Tech Tip: The concept of atomicity in table design

PRODUCT: 4D | VERSION: 6.8 | PLATFORM: Mac & Win

Published On: June 13, 2002

Summary: Tables must be designed following the principle that the data in a record is decomposed into individual facts, each of which is stored in its own field, with each field having only one fact.

One of the fundamental concepts of relational table design is that tables must be designed so that the individual data values entered in fields will be atomic. Another way of stating this is that tables must be designed so that fields will contain a single fact.

This statement appears to be simple enough, so simple that it might seem that no further explanation is necessary. However, the simplicity of this statement is somewhat misleading. Complexity and uncertainty enter the picture because for each field we must determine what actually constitutes a single fact. The database literature defines a fact as "the smallest semantic unit of data," in other words, a fact is the smallest unit of data that has meaning. What at first may seem obvious and simple becomes uncertain because what is the smallest unit of data that has meaning is defined by the context of the business or activity for which you are designing your database.

Let's see what's actually meant by the phrase "smallest unit of data that has meaning." To illustrate this, let's use the activity of reading and the phrase "unit of data that has meaning" as an example. If I take the word "meaning" and consider each letter individually, the letters themselves carry no meaning. If I consider the letters "m-e-a-n-i-n-g" as a group, or word, the letters that individually had no meaning, will carry a meaning. So the smallest unit of data that has a meaning, for the activity of reading, is the individual word. And while the words can be broken down into component letters, the components are not the smallest unit of data that has meaning for the activity of reading.

However, if my activity was that I was searching this document in order to count every instance of use of the letter 'e', then the smallest unit of meaning would be the individual letter.

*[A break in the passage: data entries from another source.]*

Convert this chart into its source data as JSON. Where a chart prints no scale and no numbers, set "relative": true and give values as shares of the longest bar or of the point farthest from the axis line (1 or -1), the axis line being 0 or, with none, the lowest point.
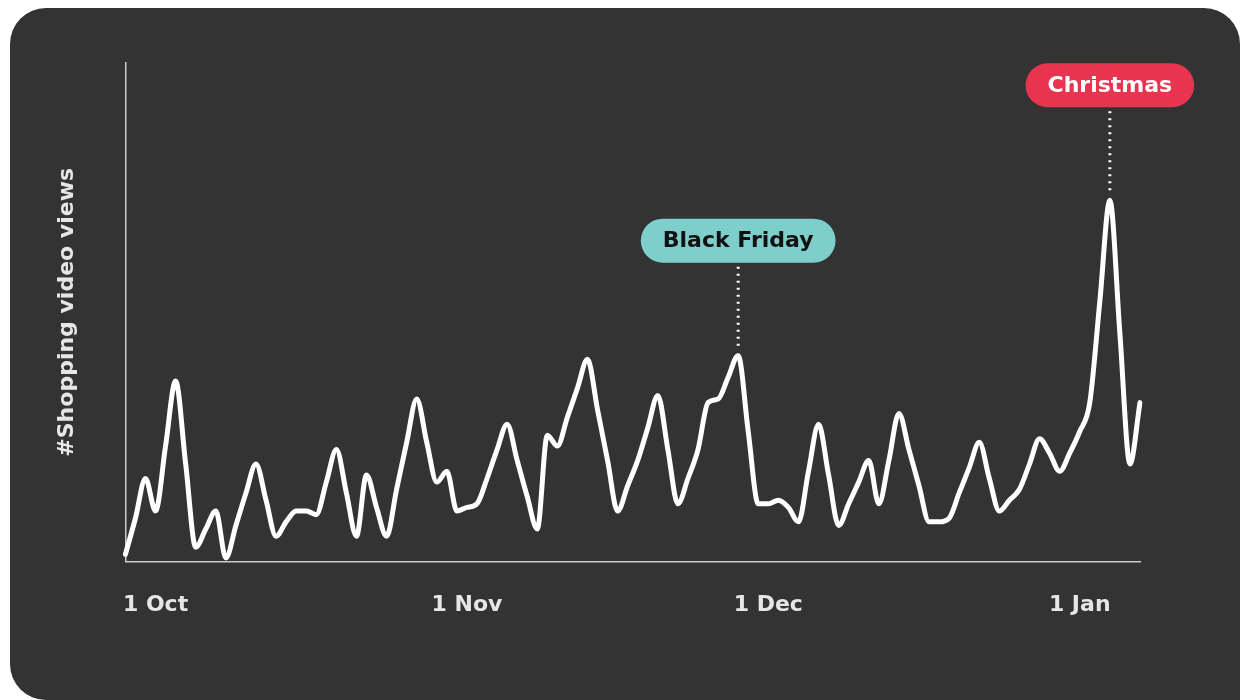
{
  "chart_data": {
    "type": "line",
    "relative": true,
    "ylabel": "#Shopping video views",
    "categories": [
      null,
      null,
      null,
      "1 Oct",
      null,
      null,
      null,
      null,
      null,
      null,
      null,
      null,
      null,
      null,
      null,
      null,
      null,
      null,
      null,
      null,
      null,
      null,
      null,
      null,
      null,
      null,
      null,
      null,
      null,
      null,
      null,
      null,
      null,
      null,
      "1 Nov",
      null,
      null,
      null,
      null,
      null,
      null,
      null,
      null,
      null,
      null,
      null,
      null,
      null,
      null,
      null,
      null,
      null,
      null,
      null,
      null,
      null,
      null,
      null,
      null,
      null,
      null,
      null,
      null,
      null,
      "1 Dec",
      null,
      null,
      null,
      null,
      null,
      null,
      null,
      null,
      null,
      null,
      null,
      null,
      null,
      null,
      null,
      null,
      null,
      null,
      null,
      null,
      null,
      null,
      null,
      null,
      null,
      null,
      null,
      null,
      null,
      null,
      "1 Jan",
      null,
      null,
      null,
      null,
      null,
      null
    ],
    "series": [
      {
        "color": "#ffffff",
        "values": [
          0.02,
          0.12,
          0.23,
          0.14,
          0.32,
          0.5,
          0.27,
          0.04,
          0.09,
          0.14,
          0.01,
          0.1,
          0.19,
          0.27,
          0.17,
          0.07,
          0.11,
          0.14,
          0.14,
          0.13,
          0.22,
          0.31,
          0.19,
          0.07,
          0.24,
          0.15,
          0.07,
          0.2,
          0.33,
          0.45,
          0.33,
          0.22,
          0.25,
          0.14,
          0.15,
          0.16,
          0.23,
          0.31,
          0.38,
          0.28,
          0.18,
          0.09,
          0.35,
          0.32,
          0.4,
          0.48,
          0.56,
          0.42,
          0.28,
          0.14,
          0.21,
          0.28,
          0.37,
          0.46,
          0.31,
          0.16,
          0.23,
          0.31,
          0.44,
          0.45,
          0.51,
          0.57,
          0.36,
          0.16,
          0.16,
          0.17,
          0.15,
          0.11,
          0.25,
          0.38,
          0.24,
          0.1,
          0.16,
          0.22,
          0.28,
          0.16,
          0.28,
          0.41,
          0.31,
          0.21,
          0.11,
          0.11,
          0.12,
          0.19,
          0.26,
          0.33,
          0.23,
          0.14,
          0.17,
          0.2,
          0.27,
          0.34,
          0.3,
          0.25,
          0.3,
          0.36,
          0.44,
          0.72,
          1.0,
          0.63,
          0.27,
          0.44
        ]
      }
    ],
    "annotations": [
      {
        "text": "Black Friday",
        "y": 0.57
      },
      {
        "text": "Christmas",
        "y": 1.0
      }
    ],
    "grid": false,
    "legend": false,
    "marker": "none"
  }
}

Conversely, if my activity was that I was searching this document in order to count every instance of the use of the phrase "unit of data that has meaning," then for the activity of that particular search, the smallest unit of meaning would not be the single letter, or even the individual words, but the entire phrase.

So, what constitutes the smallest unit of data that has meaning is determined by the context /activity.
Equivalent reasoning applies to why the word "atomic' is used to describe a data value that is equal to a single fact. An atom is a single unit, or element of matter. Atoms are composed of protons, electrons and possibly neutrons. The makeup of an atom determines what kind of matter the atom is; in other words, it's "meaning" as an element. So, an atom composed of one proton and one electron has the "meaning" Hydrogen. But if you consider the component proton or electron of that atom separately, they do not have the meaning "Hydrogen." So an atom is the smallest unit that has meaning as an element, but when it is broken down into its component parts, that meaning is lost. Conversely, atoms can be combined to form molecules, but for the purpose of considering elemental building blocks of matter, a molecule would not be the smallest unit of data that has a meaning, since a molecule can be broken down into component atoms. Hence the use of the word "atomic" to describe a data value that is a single value that cannot be broken down further (decomposed) into other meaningful values. In other words, the field contains a single fact (a single unit of data that has meaning), not a combination of facts.

Now, let's apply these concepts to conceptualizing storing data in a table of a database, specifically, storing street addresses.

In a contacts database, it is customary for the building number and street name to be stored in one field. This makes sense because for the purpose of the activity of storing contact information, the combination of a building number and a street name has the meaning of being a street address -- it is a single fact. Therefore in such a database, this data value would be "atomic," that is to say it would be the smallest unit of data that retained meaning as a street address.

Now let's say that you were storing data for a mapping program. In that case, you would probably want to store the building number and the street name in separate fields because each of these would be separate meaningful facts for a mapping program.

From this example we can see that what constitutes the smallest unit of meaning, depends upon the use or activity for which the database is designed. Obviously, taking nothing for granted and clarifying the details of the activities that people engaged in are critical, for what constitutes a fact is determined by the way that people will be using the information.

Remember, tables must be designed following the principle that the data to be stored in a record is decomposed into individual facts, each of which is stored in its own field, with each field having only one fact.